Я ощутил ее присутствие в себе еще за несколько месяцев до того момента, когда моя связь с ней восстановилась вполне. И все эти дни я испытывал тихое, немое восхищение - перед тем, чей голос слышался мне еще не слишком ясно. Тогда она казалась мне не столько силой, сколько некоей внутренней мягкостью; в ней была красота, волновавшая меня и в то же время умиротворяющая. Позднее, ликование по поводу открытия в себе как будто новой (и такой давней) силы вытеснило в моей памяти месяцы молчаливого вынашивания вновь пробудившегося плода. О том, как я думал тогда, у меня не осталось сколько-нибудь надежных свидетельств; разве что несколько разрозненных стихотворений. Это стихи о любви; думаю, они показались бы не слишком уместными в записках, посвященных медитации…

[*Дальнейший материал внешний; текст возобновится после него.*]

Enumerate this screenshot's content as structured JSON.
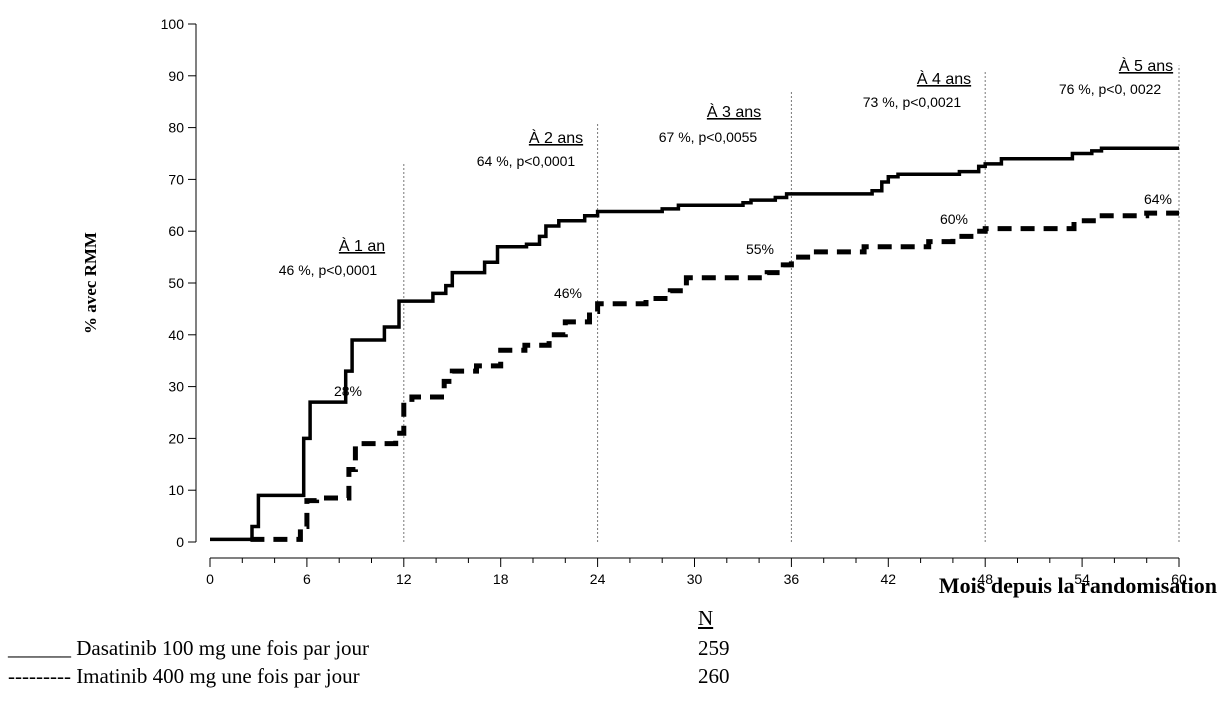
{
  "chart_data": {
    "type": "line",
    "ylabel": "% avec RMM",
    "xlabel": "Mois depuis la randomisation",
    "xlim": [
      0,
      60
    ],
    "ylim": [
      0,
      100
    ],
    "xticks": [
      0,
      6,
      12,
      18,
      24,
      30,
      36,
      42,
      48,
      54,
      60
    ],
    "yticks": [
      0,
      10,
      20,
      30,
      40,
      50,
      60,
      70,
      80,
      90,
      100
    ],
    "grid": false,
    "series": [
      {
        "name": "Dasatinib 100 mg une fois par jour",
        "style": "solid",
        "color": "#000000",
        "points": [
          [
            0,
            0.5
          ],
          [
            2.6,
            0.5
          ],
          [
            2.6,
            3
          ],
          [
            3,
            3
          ],
          [
            3,
            9
          ],
          [
            5.8,
            9
          ],
          [
            5.8,
            20
          ],
          [
            6.2,
            20
          ],
          [
            6.2,
            27
          ],
          [
            8.4,
            27
          ],
          [
            8.4,
            33
          ],
          [
            8.8,
            33
          ],
          [
            8.8,
            39
          ],
          [
            10.8,
            39
          ],
          [
            10.8,
            41.5
          ],
          [
            11.7,
            41.5
          ],
          [
            11.7,
            46.5
          ],
          [
            13.8,
            46.5
          ],
          [
            13.8,
            48
          ],
          [
            14.6,
            48
          ],
          [
            14.6,
            49.5
          ],
          [
            15,
            49.5
          ],
          [
            15,
            52
          ],
          [
            17,
            52
          ],
          [
            17,
            54
          ],
          [
            17.8,
            54
          ],
          [
            17.8,
            57
          ],
          [
            19.6,
            57
          ],
          [
            19.6,
            57.5
          ],
          [
            20.4,
            57.5
          ],
          [
            20.4,
            59
          ],
          [
            20.8,
            59
          ],
          [
            20.8,
            61
          ],
          [
            21.6,
            61
          ],
          [
            21.6,
            62
          ],
          [
            23.2,
            62
          ],
          [
            23.2,
            63
          ],
          [
            24,
            63
          ],
          [
            24,
            63.8
          ],
          [
            28,
            63.8
          ],
          [
            28,
            64.3
          ],
          [
            29,
            64.3
          ],
          [
            29,
            65
          ],
          [
            33,
            65
          ],
          [
            33,
            65.5
          ],
          [
            33.5,
            65.5
          ],
          [
            33.5,
            66
          ],
          [
            35,
            66
          ],
          [
            35,
            66.5
          ],
          [
            35.7,
            66.5
          ],
          [
            35.7,
            67.2
          ],
          [
            41,
            67.2
          ],
          [
            41,
            67.8
          ],
          [
            41.6,
            67.8
          ],
          [
            41.6,
            69.5
          ],
          [
            42,
            69.5
          ],
          [
            42,
            70.5
          ],
          [
            42.6,
            70.5
          ],
          [
            42.6,
            71
          ],
          [
            46.4,
            71
          ],
          [
            46.4,
            71.5
          ],
          [
            47.6,
            71.5
          ],
          [
            47.6,
            72.5
          ],
          [
            48,
            72.5
          ],
          [
            48,
            73
          ],
          [
            49,
            73
          ],
          [
            49,
            74
          ],
          [
            53.4,
            74
          ],
          [
            53.4,
            75
          ],
          [
            54.6,
            75
          ],
          [
            54.6,
            75.5
          ],
          [
            55.2,
            75.5
          ],
          [
            55.2,
            76
          ],
          [
            60,
            76
          ]
        ]
      },
      {
        "name": "Imatinib 400 mg une fois par jour",
        "style": "dashed",
        "color": "#000000",
        "points": [
          [
            2.5,
            0.5
          ],
          [
            5.6,
            0.5
          ],
          [
            5.6,
            3
          ],
          [
            6,
            3
          ],
          [
            6,
            8
          ],
          [
            6.6,
            8
          ],
          [
            6.6,
            8.5
          ],
          [
            8.6,
            8.5
          ],
          [
            8.6,
            14
          ],
          [
            9,
            14
          ],
          [
            9,
            19
          ],
          [
            11.5,
            19
          ],
          [
            11.5,
            21
          ],
          [
            12,
            21
          ],
          [
            12,
            27
          ],
          [
            12.5,
            27
          ],
          [
            12.5,
            28
          ],
          [
            14.5,
            28
          ],
          [
            14.5,
            31
          ],
          [
            15,
            31
          ],
          [
            15,
            33
          ],
          [
            16.5,
            33
          ],
          [
            16.5,
            34
          ],
          [
            18,
            34
          ],
          [
            18,
            37
          ],
          [
            19.5,
            37
          ],
          [
            19.5,
            38
          ],
          [
            21,
            38
          ],
          [
            21,
            40
          ],
          [
            22,
            40
          ],
          [
            22,
            42.5
          ],
          [
            23.5,
            42.5
          ],
          [
            23.5,
            44.5
          ],
          [
            24,
            44.5
          ],
          [
            24,
            46
          ],
          [
            27,
            46
          ],
          [
            27,
            47
          ],
          [
            28.5,
            47
          ],
          [
            28.5,
            48.5
          ],
          [
            29.5,
            48.5
          ],
          [
            29.5,
            51
          ],
          [
            34.5,
            51
          ],
          [
            34.5,
            52
          ],
          [
            35.5,
            52
          ],
          [
            35.5,
            53.5
          ],
          [
            36,
            53.5
          ],
          [
            36,
            55
          ],
          [
            37,
            55
          ],
          [
            37,
            56
          ],
          [
            40.5,
            56
          ],
          [
            40.5,
            57
          ],
          [
            44.5,
            57
          ],
          [
            44.5,
            58
          ],
          [
            46,
            58
          ],
          [
            46,
            59
          ],
          [
            47.5,
            59
          ],
          [
            47.5,
            60
          ],
          [
            48,
            60
          ],
          [
            48,
            60.5
          ],
          [
            53.5,
            60.5
          ],
          [
            53.5,
            62
          ],
          [
            55,
            62
          ],
          [
            55,
            63
          ],
          [
            58,
            63
          ],
          [
            58,
            63.5
          ],
          [
            60,
            63.5
          ]
        ]
      }
    ],
    "vlines": [
      12,
      24,
      36,
      48,
      60
    ],
    "annotations": [
      {
        "title": "À 1 an",
        "text": "46 %, p<0,0001",
        "x": 12,
        "imatinib_label": "28%"
      },
      {
        "title": "À 2 ans",
        "text": "64 %, p<0,0001",
        "x": 24,
        "imatinib_label": "46%"
      },
      {
        "title": "À 3 ans",
        "text": "67 %, p<0,0055",
        "x": 36,
        "imatinib_label": "55%"
      },
      {
        "title": "À 4 ans",
        "text": "73 %, p<0,0021",
        "x": 48,
        "imatinib_label": "60%"
      },
      {
        "title": "À 5 ans",
        "text": "76 %, p<0, 0022",
        "x": 60,
        "imatinib_label": "64%"
      }
    ]
  },
  "legend": {
    "n_header": "N",
    "rows": [
      {
        "label": "______ Dasatinib 100 mg une fois par jour",
        "n": "259"
      },
      {
        "label": "--------- Imatinib 400 mg une fois par jour",
        "n": "260"
      }
    ]
  }
}
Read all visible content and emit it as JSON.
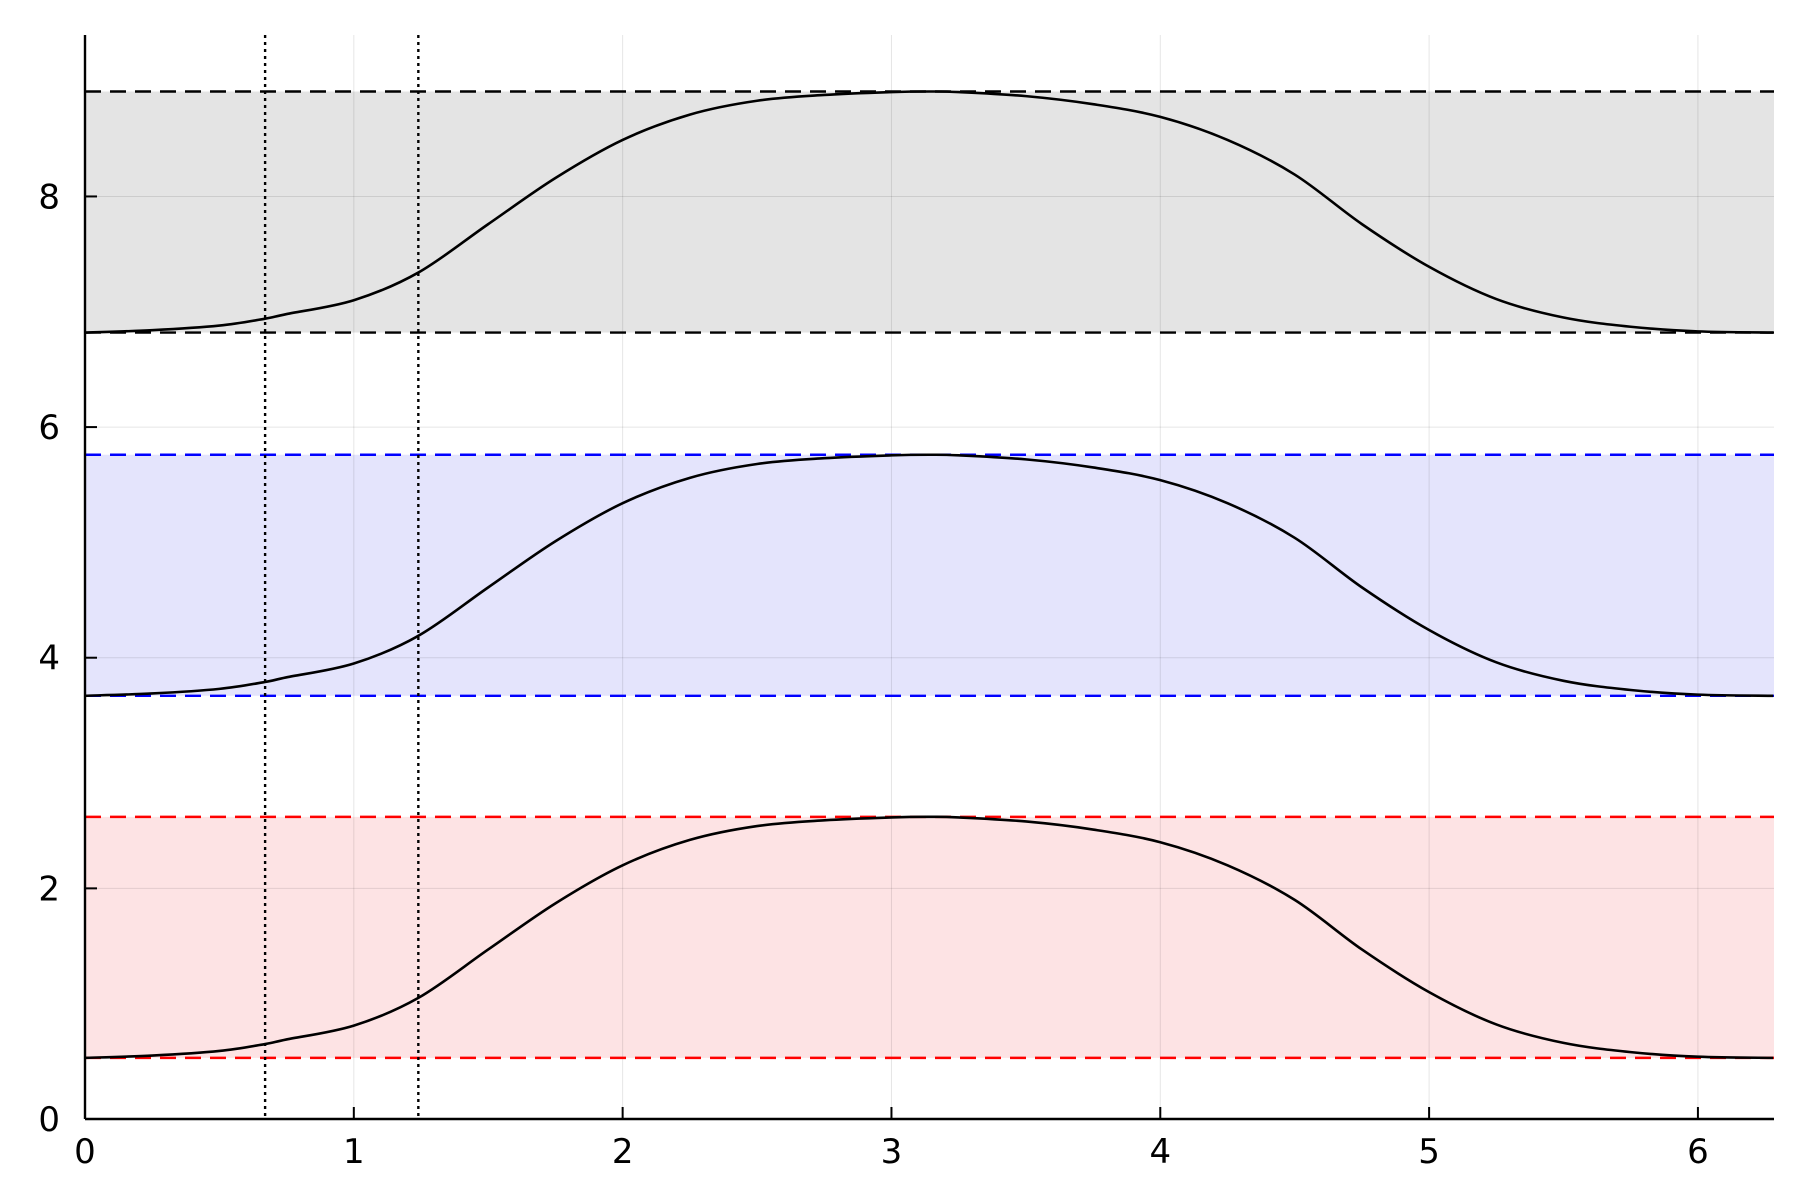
{
  "chart_data": {
    "type": "line",
    "title": "",
    "xlabel": "",
    "ylabel": "",
    "xlim": [
      0,
      6.283
    ],
    "ylim": [
      0,
      9.4
    ],
    "x_ticks": [
      0,
      1,
      2,
      3,
      4,
      5,
      6
    ],
    "x_tick_labels": [
      "0",
      "1",
      "2",
      "3",
      "4",
      "5",
      "6"
    ],
    "y_ticks": [
      0,
      2,
      4,
      6,
      8
    ],
    "y_tick_labels": [
      "0",
      "2",
      "4",
      "6",
      "8"
    ],
    "grid": true,
    "legend": "none",
    "bands": [
      {
        "low": 0.53,
        "high": 2.62,
        "fill_color": "#fde3e4",
        "line_color": "#ff0000",
        "line_style": "dashed"
      },
      {
        "low": 3.67,
        "high": 5.76,
        "fill_color": "#e4e4fc",
        "line_color": "#0000ff",
        "line_style": "dashed"
      },
      {
        "low": 6.82,
        "high": 8.91,
        "fill_color": "#e4e4e4",
        "line_color": "#000000",
        "line_style": "dashed"
      }
    ],
    "vertical_lines": [
      {
        "x": 0.67,
        "style": "dotted",
        "color": "#000000"
      },
      {
        "x": 1.24,
        "style": "dotted",
        "color": "#000000"
      }
    ],
    "series": [
      {
        "color": "#000000",
        "x": [
          0,
          0.25,
          0.5,
          0.67,
          0.75,
          1.0,
          1.24,
          1.5,
          1.75,
          2.0,
          2.25,
          2.5,
          2.75,
          3.0,
          3.14,
          3.25,
          3.5,
          3.75,
          4.0,
          4.25,
          4.5,
          4.75,
          5.0,
          5.25,
          5.5,
          5.75,
          6.0,
          6.28
        ],
        "values": [
          0.53,
          0.55,
          0.59,
          0.65,
          0.69,
          0.81,
          1.05,
          1.47,
          1.87,
          2.2,
          2.42,
          2.54,
          2.59,
          2.615,
          2.62,
          2.615,
          2.58,
          2.51,
          2.4,
          2.2,
          1.9,
          1.47,
          1.1,
          0.82,
          0.66,
          0.58,
          0.54,
          0.53
        ]
      },
      {
        "color": "#000000",
        "x": [
          0,
          0.25,
          0.5,
          0.67,
          0.75,
          1.0,
          1.24,
          1.5,
          1.75,
          2.0,
          2.25,
          2.5,
          2.75,
          3.0,
          3.14,
          3.25,
          3.5,
          3.75,
          4.0,
          4.25,
          4.5,
          4.75,
          5.0,
          5.25,
          5.5,
          5.75,
          6.0,
          6.28
        ],
        "values": [
          3.67,
          3.69,
          3.73,
          3.79,
          3.83,
          3.95,
          4.19,
          4.61,
          5.01,
          5.34,
          5.56,
          5.68,
          5.73,
          5.755,
          5.76,
          5.755,
          5.72,
          5.65,
          5.54,
          5.34,
          5.04,
          4.61,
          4.24,
          3.96,
          3.8,
          3.72,
          3.68,
          3.67
        ]
      },
      {
        "color": "#000000",
        "x": [
          0,
          0.25,
          0.5,
          0.67,
          0.75,
          1.0,
          1.24,
          1.5,
          1.75,
          2.0,
          2.25,
          2.5,
          2.75,
          3.0,
          3.14,
          3.25,
          3.5,
          3.75,
          4.0,
          4.25,
          4.5,
          4.75,
          5.0,
          5.25,
          5.5,
          5.75,
          6.0,
          6.28
        ],
        "values": [
          6.82,
          6.84,
          6.88,
          6.94,
          6.98,
          7.1,
          7.34,
          7.76,
          8.16,
          8.49,
          8.71,
          8.83,
          8.88,
          8.905,
          8.91,
          8.905,
          8.87,
          8.8,
          8.69,
          8.49,
          8.19,
          7.76,
          7.39,
          7.11,
          6.95,
          6.87,
          6.83,
          6.82
        ]
      }
    ]
  }
}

Прошли годы, прежде чем я вспомнил о тех временах, когда меня переполняло восхищение перед красотой мира и гармонией, во мне обретавшейся. И тогда я понял, что эта мягкость, эта красота, которые
я ощущал в своей душе, и внутренняя сила, позднее мне открывшаяся (и тем самым глубоко изменившая мою жизнь), суть две неотделимые друг от друга грани некоего единого целого.
А еще мне стало ясно, что мягкий, сосредоточенный, молчаливый аспект этого многоликого целого и есть то, что мы называем творчеством. Он дает нам умение восхищаться. И в том же восхищении перед невыразимой красотой, заключенной в любимом существе - той самой, что, открываясь твоему взгляду, резко и как-то вдруг сжимает сердце - познают друг друга мужчина и женщина. Если же мы не слышим в себе этого восторга (будь то по отношению к любимому существу или к какой-либо вещи в мире, о которой мы хотим что-то узнать), тогда наша чувственная связь с миром убога и ненадежна, ибо ей недостает лучшего из того, чем благословляет природа. Объятие, не освященное восторгом, немощно и бессильно: жест обладания, бездушно, впустую воспроизведенный. Что может родиться от него, кроме таких же пустых, бессмысленных копий? Их может быть сколь угодно много, каждая из них может, с точки зрения масштаба, разниться с оригиналом - но признаков творчества, обновления, в них незачем и искать (34). Чтобы уметь восхищаться красотой всего, что заключено в мире и в нас самих, нужно быть, как дети - и тогда самообновление придет к нам легко и естественно, как воздух. В пальцах Работника мы станем послушными и тонкими инструментами; вещи и существа будут вернее и глубже перерождаться под его руками через посредство наших душ.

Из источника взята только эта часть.